The objective of this lab is to experiment with the Kalman filter and see what effects different modifications on the model (noise, initial state, etc.) has on the inverted pendulum on a cart.
I downloaded the code and compared it with the one from lab 11. New A and B matrices in the Kalman filter version are discretized, and we are not measuring all state variables as the C matrix only has a one on the last column.
I ran the simulation, practically unchanged, with different reference waves.
When I run control.obsv(P.A,P.C)
and calculate the rank using np.linalg.matrix_rank
, I get a result of 3, which is smaller than 4, the size of our state space, indicating that the system is not observable. Lookaing at matrices A and C as well as the observability matrix, it would seem like \( x \), or \( z \), would be the state that is not observable. By changing one initial state at a time, we can verify if the system is able to correct itself and therefore deduce which state is not observable.
As we can see from the above plots, if $z$ is off, there is no way to correct it given our current system and the offset persists. Therefore, it is the state that is not observable. When the other states have an offset, they can either be directly or indirectly adjusted. For example, when $\theta$ has a different initial value, the cart is able to lift the pendulum back to upright position.
Next, to have a more realistic estimate of how well Kalman filter works, I added imperfections step by step.
First, some random noise are added to all four initial states as discrepencies. The Kalman filter seems to be able to adjust very quickly, even though it can’t get rid of the offset in $z$. The variance I chose for $z$ and $\dot{z}$ are $0.5$. For $\theta$, $20^\circ$ and for $\dot{\theta}$, $\frac{\pi}{2}rad/s$. These are all relatively high errors and the real offsets are unlikely to exceed the range.
For the deadband and saturation, we know from lab 6 that the cart has a maximum acceleration of about $3m/s^2$. For the minimum acceleration, I decided on $0.2m/s^2$ because it seems resonable. This is honestly not great because drag is ignored.
The overall balancing of the pendulum seems to be working fine, but the $z$ position unfortunately fails to be updated correctly. This is probably due to the deadband region. The cart tries to do tiny changes to adjust the position but the deadband region does not allow it to happen. Movements are therefore more jerky.
To add process noise, only a single line in the dynamic model has to be uncommented.
The process noise does not seem to make a lot of difference. Measurement noise is then accomplished by adding random values to the state values, or old_state
, that are multiplied by matrix C at every iteration. As expected, the measurement noise has a huge impact on the Kalman filter result and I had to lower my original variance by a lot. I also found out that my initial state discrepency might have too big of an impact as all the modifications after it has a significant chance of breaking the system especially with the measurement noise added so I lowered the variance by 75%. Shown below is the result of a broken controller.
The cart just goes further and further to the right and never comes back. After adjusting, however, the system is a lot more stable. Still, the measurement noise cannot be too large. The final values I settled on was 0.1, which is about $6^\circ/s$.
The system is still pretty stable even though the estimates are quite noisy.

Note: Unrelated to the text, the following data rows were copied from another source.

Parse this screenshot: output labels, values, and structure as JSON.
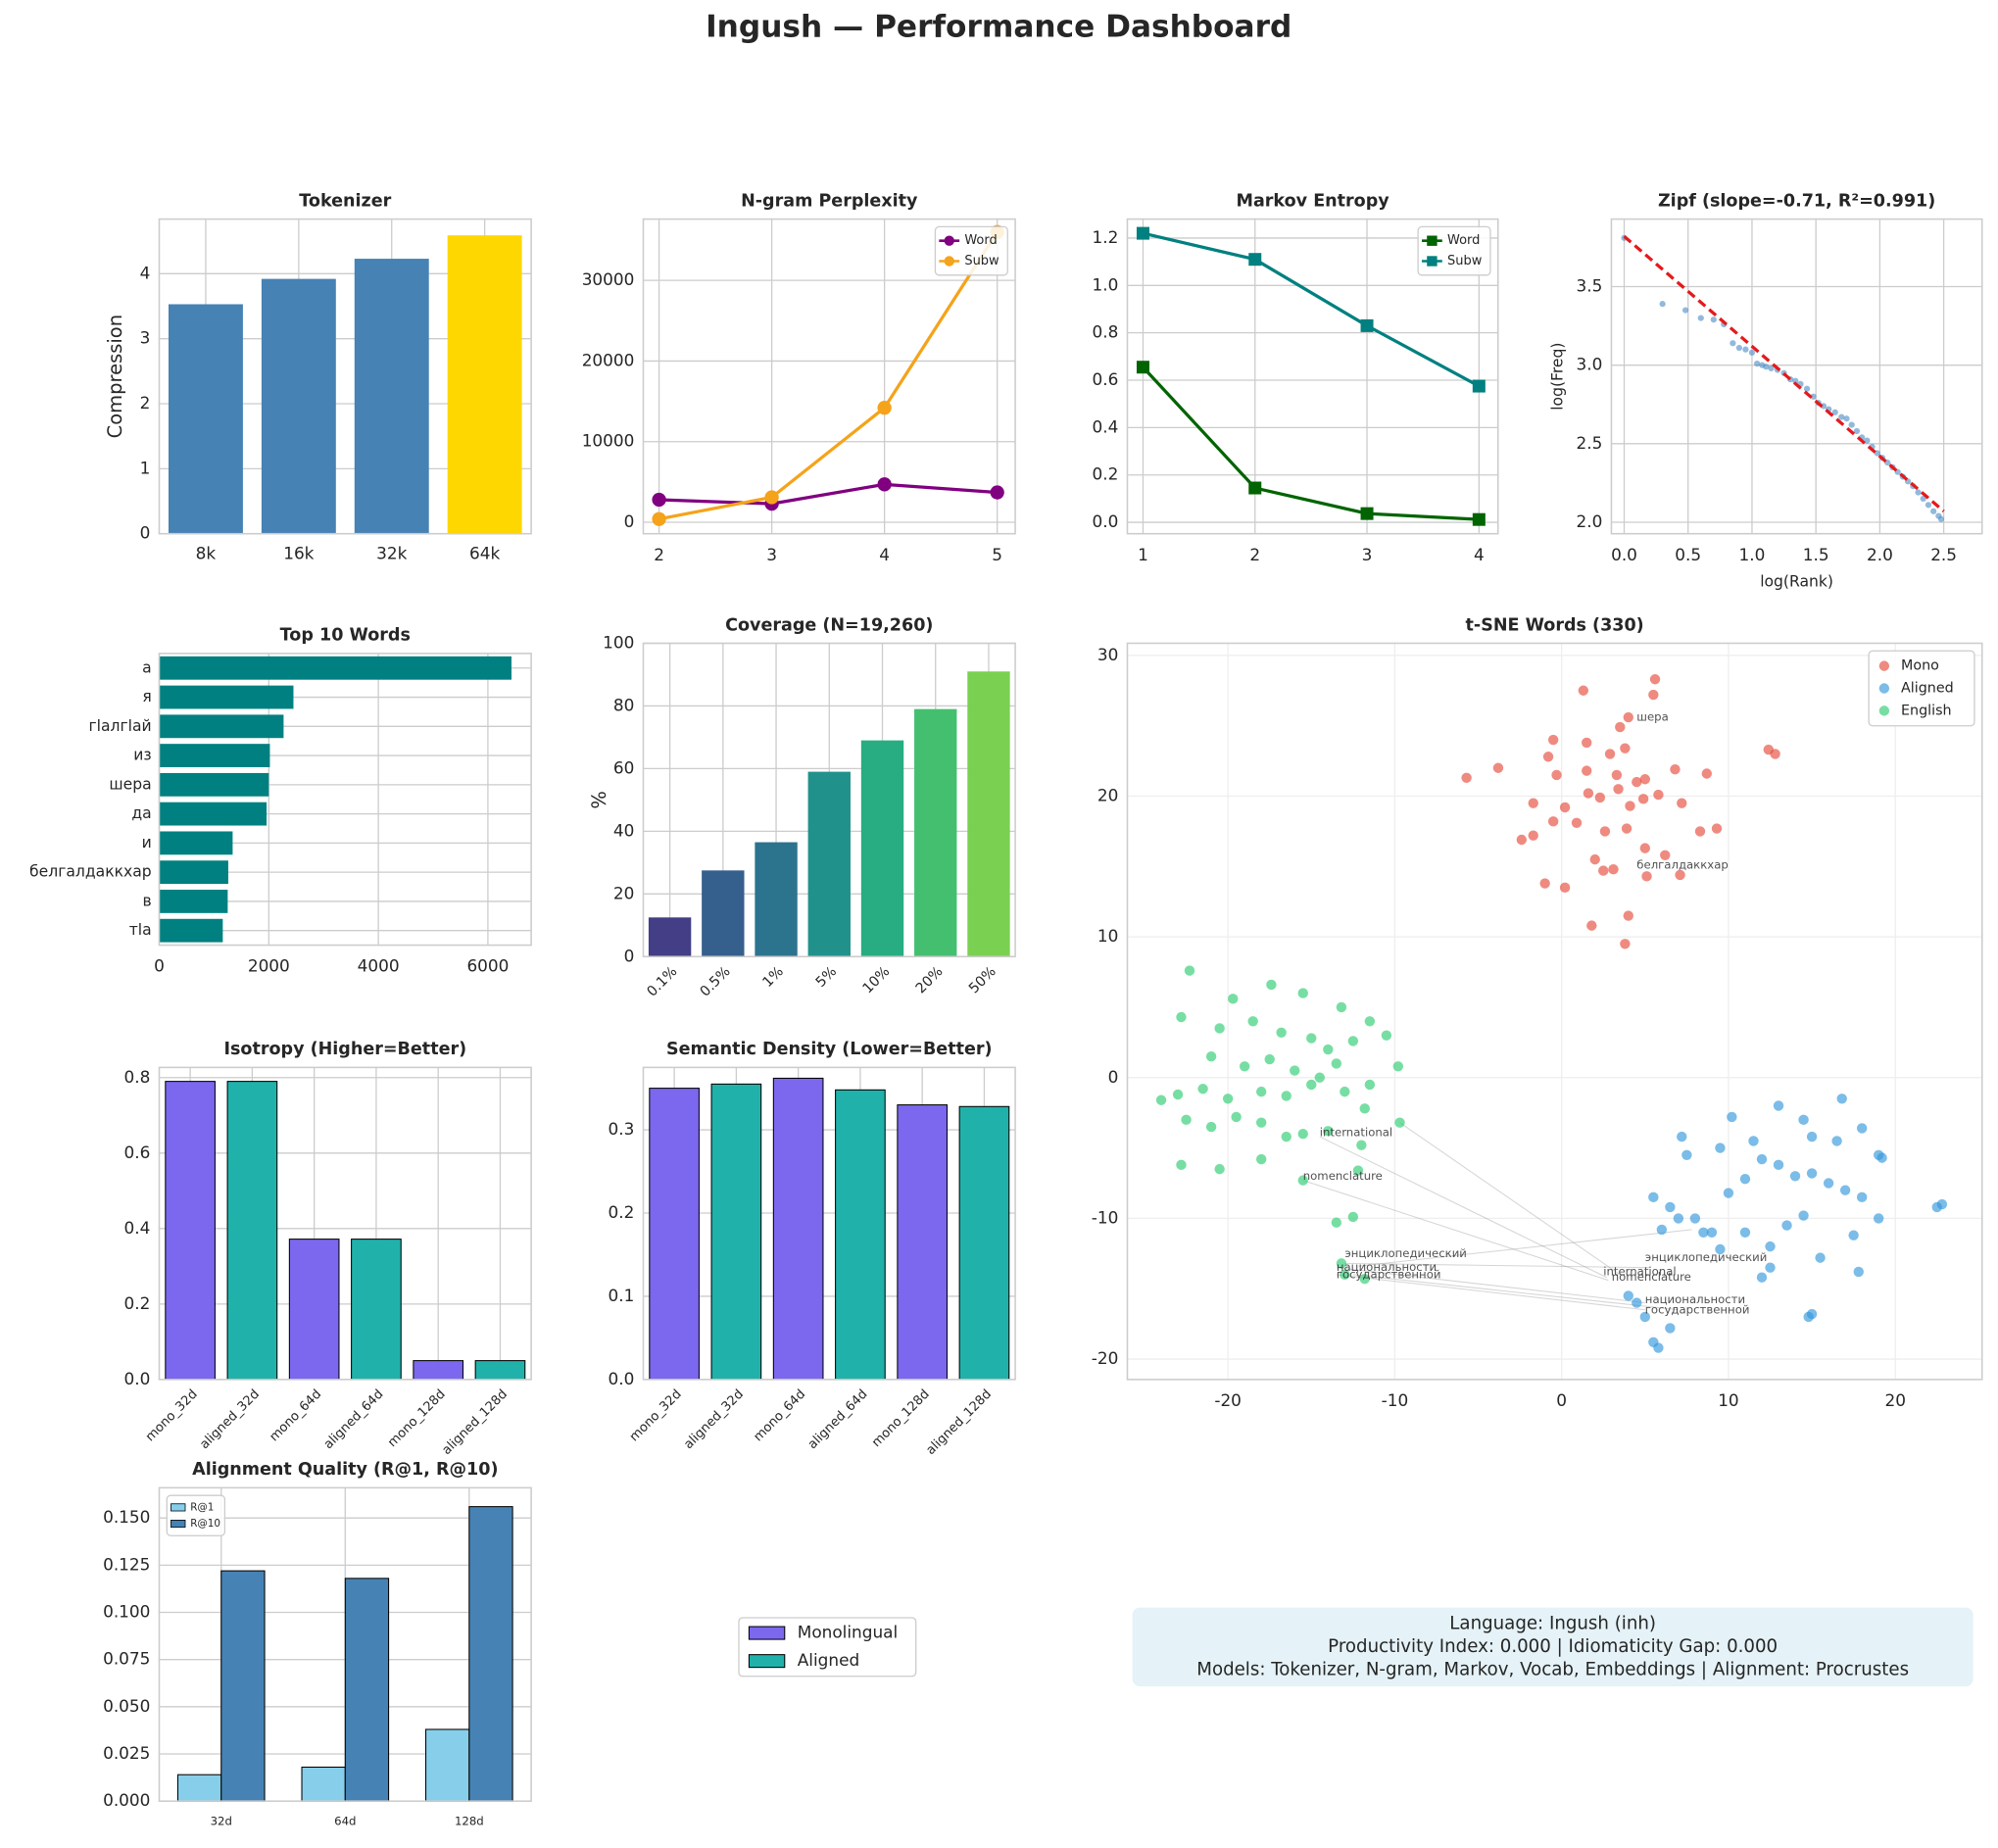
{
  "title": "Ingush — Performance Dashboard",
  "chart_data": [
    {
      "type": "bar",
      "title": "Tokenizer",
      "categories": [
        "8k",
        "16k",
        "32k",
        "64k"
      ],
      "values": [
        3.53,
        3.92,
        4.23,
        4.59
      ],
      "colors": [
        "#4682b4",
        "#4682b4",
        "#4682b4",
        "#ffd700"
      ],
      "ylabel": "Compression",
      "ylim": [
        0,
        4.84
      ],
      "yticks": [
        0,
        1,
        2,
        3,
        4
      ],
      "grid": true
    },
    {
      "type": "line",
      "title": "N-gram Perplexity",
      "xlim": [
        1.86,
        5.16
      ],
      "xticks": [
        2,
        3,
        4,
        5
      ],
      "ylim": [
        -1420,
        37600
      ],
      "yticks": [
        0,
        10000,
        20000,
        30000
      ],
      "grid": true,
      "legend": "upper right",
      "series": [
        {
          "name": "Word",
          "color": "#800080",
          "marker": "circle",
          "x": [
            2,
            3,
            4,
            5
          ],
          "values": [
            2800,
            2300,
            4700,
            3700
          ]
        },
        {
          "name": "Subw",
          "color": "#f5a31a",
          "marker": "circle",
          "x": [
            2,
            3,
            4,
            5
          ],
          "values": [
            400,
            3100,
            14200,
            36000
          ]
        }
      ]
    },
    {
      "type": "line",
      "title": "Markov Entropy",
      "xlim": [
        0.86,
        4.17
      ],
      "xticks": [
        1,
        2,
        3,
        4
      ],
      "ylim": [
        -0.048,
        1.28
      ],
      "yticks": [
        {
          "value": 0,
          "label": "0.0"
        },
        0.2,
        0.4,
        0.6,
        0.8,
        {
          "value": 1,
          "label": "1.0"
        },
        1.2
      ],
      "grid": true,
      "legend": "upper right",
      "series": [
        {
          "name": "Word",
          "color": "#006400",
          "marker": "square",
          "x": [
            1,
            2,
            3,
            4
          ],
          "values": [
            0.655,
            0.145,
            0.037,
            0.012
          ]
        },
        {
          "name": "Subw",
          "color": "#008080",
          "marker": "square",
          "x": [
            1,
            2,
            3,
            4
          ],
          "values": [
            1.22,
            1.11,
            0.83,
            0.575
          ]
        }
      ]
    },
    {
      "type": "scatter",
      "title": "Zipf (slope=-0.71, R²=0.991)",
      "xlabel": "log(Rank)",
      "ylabel": "log(Freq)",
      "xlim": [
        -0.1,
        2.8
      ],
      "xticks": [
        {
          "value": 0,
          "label": "0.0"
        },
        0.5,
        {
          "value": 1,
          "label": "1.0"
        },
        1.5,
        {
          "value": 2,
          "label": "2.0"
        },
        2.5
      ],
      "ylim": [
        1.927,
        3.93
      ],
      "yticks": [
        {
          "value": 2,
          "label": "2.0"
        },
        2.5,
        {
          "value": 3,
          "label": "3.0"
        },
        3.5
      ],
      "grid": true,
      "series": [
        {
          "color": "#4a8ac4",
          "x": [
            0,
            0.3,
            0.48,
            0.6,
            0.7,
            0.78,
            0.85,
            0.9,
            0.95,
            1.0,
            1.04,
            1.08,
            1.11,
            1.15,
            1.2,
            1.25,
            1.3,
            1.34,
            1.38,
            1.43,
            1.48,
            1.52,
            1.56,
            1.6,
            1.65,
            1.7,
            1.74,
            1.78,
            1.82,
            1.86,
            1.9,
            1.94,
            1.98,
            2.02,
            2.06,
            2.1,
            2.14,
            2.18,
            2.22,
            2.26,
            2.3,
            2.34,
            2.38,
            2.42,
            2.46,
            2.48
          ],
          "values": [
            3.81,
            3.39,
            3.35,
            3.3,
            3.29,
            3.26,
            3.14,
            3.11,
            3.1,
            3.08,
            3.01,
            3.0,
            2.99,
            2.98,
            2.97,
            2.95,
            2.91,
            2.9,
            2.88,
            2.85,
            2.8,
            2.76,
            2.74,
            2.72,
            2.7,
            2.67,
            2.66,
            2.62,
            2.58,
            2.54,
            2.52,
            2.48,
            2.44,
            2.41,
            2.38,
            2.35,
            2.32,
            2.29,
            2.26,
            2.23,
            2.19,
            2.15,
            2.11,
            2.07,
            2.04,
            2.02
          ]
        }
      ],
      "fit_line": {
        "color": "#e41a1c",
        "x": [
          0,
          2.5
        ],
        "values": [
          3.82,
          2.07
        ]
      }
    },
    {
      "type": "barh",
      "title": "Top 10 Words",
      "categories": [
        "а",
        "я",
        "гlалгlай",
        "из",
        "шера",
        "да",
        "и",
        "белгалдаккхар",
        "в",
        "тlа"
      ],
      "values": [
        6430,
        2450,
        2270,
        2020,
        2000,
        1960,
        1340,
        1260,
        1250,
        1160
      ],
      "color": "#008080",
      "xlim": [
        0,
        6790
      ],
      "xticks": [
        0,
        2000,
        4000,
        6000
      ],
      "grid": true
    },
    {
      "type": "bar",
      "title": "Coverage (N=19,260)",
      "categories": [
        "0.1%",
        "0.5%",
        "1%",
        "5%",
        "10%",
        "20%",
        "50%"
      ],
      "values": [
        12.5,
        27.5,
        36.5,
        59,
        69,
        79,
        91
      ],
      "colors": [
        "#433e85",
        "#355f8d",
        "#2c738e",
        "#21918c",
        "#27ad81",
        "#44bf70",
        "#7ad151"
      ],
      "ylabel": "%",
      "ylim": [
        0,
        100
      ],
      "yticks": [
        0,
        20,
        40,
        60,
        80,
        100
      ],
      "grid": true,
      "xtick_rotation": 45
    },
    {
      "type": "bar",
      "title": "Isotropy (Higher=Better)",
      "categories": [
        "mono_32d",
        "aligned_32d",
        "mono_64d",
        "aligned_64d",
        "mono_128d",
        "aligned_128d"
      ],
      "values": [
        0.79,
        0.79,
        0.372,
        0.372,
        0.05,
        0.05
      ],
      "colors": [
        "#7b68ee",
        "#20b2aa",
        "#7b68ee",
        "#20b2aa",
        "#7b68ee",
        "#20b2aa"
      ],
      "edgecolor": "#000000",
      "ylim": [
        0,
        0.827
      ],
      "yticks": [
        {
          "value": 0,
          "label": "0.0"
        },
        0.2,
        0.4,
        0.6,
        0.8
      ],
      "grid": true,
      "xtick_rotation": 45
    },
    {
      "type": "bar",
      "title": "Semantic Density (Lower=Better)",
      "categories": [
        "mono_32d",
        "aligned_32d",
        "mono_64d",
        "aligned_64d",
        "mono_128d",
        "aligned_128d"
      ],
      "values": [
        0.35,
        0.355,
        0.362,
        0.348,
        0.33,
        0.328
      ],
      "colors": [
        "#7b68ee",
        "#20b2aa",
        "#7b68ee",
        "#20b2aa",
        "#7b68ee",
        "#20b2aa"
      ],
      "edgecolor": "#000000",
      "ylim": [
        0,
        0.375
      ],
      "yticks": [
        {
          "value": 0,
          "label": "0.0"
        },
        0.1,
        0.2,
        0.3
      ],
      "grid": true,
      "xtick_rotation": 45
    },
    {
      "type": "bar",
      "title": "Alignment Quality (R@1, R@10)",
      "categories": [
        "32d",
        "64d",
        "128d"
      ],
      "edgecolor": "#000000",
      "ylim": [
        0,
        0.166
      ],
      "yticks": [
        {
          "value": 0,
          "label": "0.000"
        },
        {
          "value": 0.025,
          "label": "0.025"
        },
        {
          "value": 0.05,
          "label": "0.050"
        },
        {
          "value": 0.075,
          "label": "0.075"
        },
        {
          "value": 0.1,
          "label": "0.100"
        },
        {
          "value": 0.125,
          "label": "0.125"
        },
        {
          "value": 0.15,
          "label": "0.150"
        }
      ],
      "grid": true,
      "legend": "upper left",
      "series": [
        {
          "name": "R@1",
          "color": "#87ceeb",
          "values": [
            0.014,
            0.018,
            0.038
          ]
        },
        {
          "name": "R@10",
          "color": "#4682b4",
          "values": [
            0.122,
            0.118,
            0.156
          ]
        }
      ]
    },
    {
      "type": "scatter",
      "title": "t-SNE Words (330)",
      "xlim": [
        -26.03,
        25.2
      ],
      "xticks": [
        -20,
        -10,
        0,
        10,
        20
      ],
      "ylim": [
        -21.45,
        30.86
      ],
      "yticks": [
        -20,
        -10,
        0,
        10,
        20,
        30
      ],
      "grid": true,
      "legend": "upper right",
      "series": [
        {
          "name": "Mono",
          "color": "#e74c3c",
          "x": [
            1.3,
            1.5,
            5.6,
            5.5,
            4,
            3.5,
            3.8,
            -0.5,
            -0.8,
            2.9,
            1.5,
            3.3,
            4.5,
            5,
            6.8,
            -3.8,
            -5.7,
            -1.7,
            0.2,
            1.6,
            2.3,
            3.4,
            4.1,
            4.9,
            5.8,
            7.2,
            -2.4,
            -1.7,
            -0.5,
            0.9,
            2.6,
            3.9,
            5,
            8.3,
            9.3,
            12.4,
            12.8,
            -1,
            0.2,
            2.5,
            3.1,
            7.1,
            4,
            3.8,
            1.8,
            5.1,
            -0.3,
            8.7,
            6.2,
            2.0
          ],
          "values": [
            27.5,
            23.8,
            28.3,
            27.2,
            25.6,
            24.9,
            23.4,
            24,
            22.8,
            23,
            21.8,
            21.5,
            21,
            21.2,
            21.9,
            22,
            21.3,
            19.5,
            19.2,
            20.2,
            19.9,
            20.5,
            19.3,
            19.8,
            20.1,
            19.5,
            16.9,
            17.2,
            18.2,
            18.1,
            17.5,
            17.7,
            16.3,
            17.5,
            17.7,
            23.3,
            23,
            13.8,
            13.5,
            14.7,
            14.8,
            14.4,
            11.5,
            9.5,
            10.8,
            14.3,
            21.5,
            21.6,
            15.8,
            15.5
          ]
        },
        {
          "name": "Aligned",
          "color": "#3498db",
          "x": [
            5.5,
            7.2,
            7.5,
            9.5,
            10.2,
            11.5,
            13,
            14.5,
            15,
            16.5,
            16.8,
            18,
            19,
            19.2,
            22.5,
            22.8,
            6.5,
            8,
            9,
            10,
            11,
            12,
            13,
            14,
            15,
            16,
            17,
            18,
            6,
            7,
            8.5,
            9.5,
            11,
            12.5,
            13.5,
            14.5,
            17.5,
            19,
            12,
            14.8,
            15,
            5.5,
            5.8,
            4,
            4.5,
            5,
            6.5,
            12.5,
            15.5,
            17.8
          ],
          "values": [
            -8.5,
            -4.2,
            -5.5,
            -5,
            -2.8,
            -4.5,
            -2,
            -3,
            -4.2,
            -4.5,
            -1.5,
            -3.6,
            -5.5,
            -5.7,
            -9.2,
            -9,
            -9.2,
            -10,
            -11,
            -8.2,
            -7.2,
            -5.8,
            -6.2,
            -7,
            -6.8,
            -7.5,
            -8,
            -8.5,
            -10.8,
            -10,
            -11,
            -12.2,
            -11,
            -12,
            -10.5,
            -9.8,
            -11.2,
            -10,
            -14.2,
            -17,
            -16.8,
            -18.8,
            -19.2,
            -15.5,
            -16,
            -17,
            -17.8,
            -13.5,
            -12.8,
            -13.8
          ]
        },
        {
          "name": "English",
          "color": "#2ecc71",
          "x": [
            -22.3,
            -22.8,
            -19.7,
            -17.4,
            -15.5,
            -13.2,
            -11.5,
            -20.5,
            -18.5,
            -16.8,
            -15,
            -14,
            -12.5,
            -10.5,
            -21,
            -19,
            -17.5,
            -16,
            -14.5,
            -13.5,
            -11.5,
            -9.8,
            -24,
            -23,
            -21.5,
            -20,
            -18,
            -16.5,
            -15,
            -13,
            -11.8,
            -9.7,
            -22.5,
            -21,
            -19.5,
            -18,
            -16.5,
            -15.5,
            -14,
            -12,
            -22.8,
            -20.5,
            -18,
            -15.5,
            -12.2,
            -13.5,
            -13.2,
            -12.5,
            -13,
            -11.8
          ],
          "values": [
            7.6,
            4.3,
            5.6,
            6.6,
            6,
            5,
            4,
            3.5,
            4,
            3.2,
            2.8,
            2,
            2.6,
            3,
            1.5,
            0.8,
            1.3,
            0.5,
            0,
            1,
            -0.5,
            0.8,
            -1.6,
            -1.2,
            -0.8,
            -1.5,
            -1,
            -1.3,
            -0.5,
            -1,
            -2.2,
            -3.2,
            -3,
            -3.5,
            -2.8,
            -3.2,
            -4.2,
            -4,
            -3.8,
            -4.8,
            -6.2,
            -6.5,
            -5.8,
            -7.3,
            -6.6,
            -10.3,
            -13.2,
            -9.9,
            -14,
            -14.3
          ]
        }
      ],
      "annotations": [
        {
          "text": "шера",
          "series": 0,
          "x": 4.5,
          "y": 25.6
        },
        {
          "text": "белгалдаккхар",
          "series": 0,
          "x": 4.5,
          "y": 15.1
        },
        {
          "text": "international",
          "series": 2,
          "x": -14.5,
          "y": -3.9
        },
        {
          "text": "nomenclature",
          "series": 2,
          "x": -15.5,
          "y": -7
        },
        {
          "text": "энциклопедический",
          "series": 2,
          "x": -13,
          "y": -12.5
        },
        {
          "text": "национальности",
          "series": 2,
          "x": -13.5,
          "y": -13.5
        },
        {
          "text": "государственной",
          "series": 2,
          "x": -13.5,
          "y": -14
        },
        {
          "text": "энциклопедический",
          "series": 1,
          "x": 5,
          "y": -12.8
        },
        {
          "text": "international",
          "series": 1,
          "x": 2.5,
          "y": -13.8
        },
        {
          "text": "nomenclature",
          "series": 1,
          "x": 3,
          "y": -14.2
        },
        {
          "text": "национальности",
          "series": 1,
          "x": 5,
          "y": -15.8
        },
        {
          "text": "государственной",
          "series": 1,
          "x": 5,
          "y": -16.5
        }
      ],
      "links": [
        [
          -14.5,
          -4.2,
          2.7,
          -14.2
        ],
        [
          -15.5,
          -7.3,
          2.8,
          -14.4
        ],
        [
          -13,
          -13.2,
          5.3,
          -13.5
        ],
        [
          -13.5,
          -13.5,
          5,
          -16
        ],
        [
          -13.5,
          -14,
          5,
          -16.5
        ],
        [
          -12.5,
          -14,
          7,
          -16.5
        ],
        [
          -9.7,
          -3.2,
          3.5,
          -14
        ],
        [
          -12.2,
          -13.4,
          7.8,
          -10.8
        ]
      ]
    }
  ],
  "shared_legend": [
    {
      "name": "Monolingual",
      "color": "#7b68ee"
    },
    {
      "name": "Aligned",
      "color": "#20b2aa"
    }
  ],
  "info_lines": [
    "Language: Ingush (inh)",
    "Productivity Index: 0.000  |  Idiomaticity Gap: 0.000",
    "Models: Tokenizer, N-gram, Markov, Vocab, Embeddings  |  Alignment: Procrustes"
  ]
}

To modify matrices A and B, I decided to simply scale the matrices upwards until the systems starts breaking again. First, I only scaled A by 30%. The system went absolutely nuts. The cart literally flew out of the universe, and then some.
10% was no better.
Finally, something that doesn’t break physics. I then tried to scale B in the same way. I learned my lesson and started trying at 0.1%.
B seems to be a lot more forgiving. What if A and B are both changed by the values that work from above?
Lastly, let’s try changing the update time. First, from 1ms to 10ms.
Honestly, I am surprised but glad that it worked. It is more jittery but if the actual robot performs like this I’ll be waking up from my sleep smiling. I then tried to find the maximum possible time.
100ms unfortunately doesn’t work.
20ms, however, produces different results with different initial conditions.
It seems that 10ms is about the limit.
With all the imperfections implemented, I think the robot MIGHT be able to do it. The biggest concern I have is the motors and I don’t believe that is remotely close to perfectly modeled through our simulation.
To incorporate the TOF sensor, I changed the C matrix and update y_kf
at 100HZ
. However, for 9 cycles out of 10, the $z$ measurement is replaced by a history value that is updated every 10 cycles. This would effectively mean we are measuring both $\dot{\theta}$ (at appr. 100Hz) and $z$ (at appr. 10Hz). After a few trials, however, it seems that incorporating the TOF sensor is counterproductive for some reason. It is possible that this happens because no measurements are better than laggy measurements, as the Kalman filter actually gets the outdated measurements for $z$ most of the time.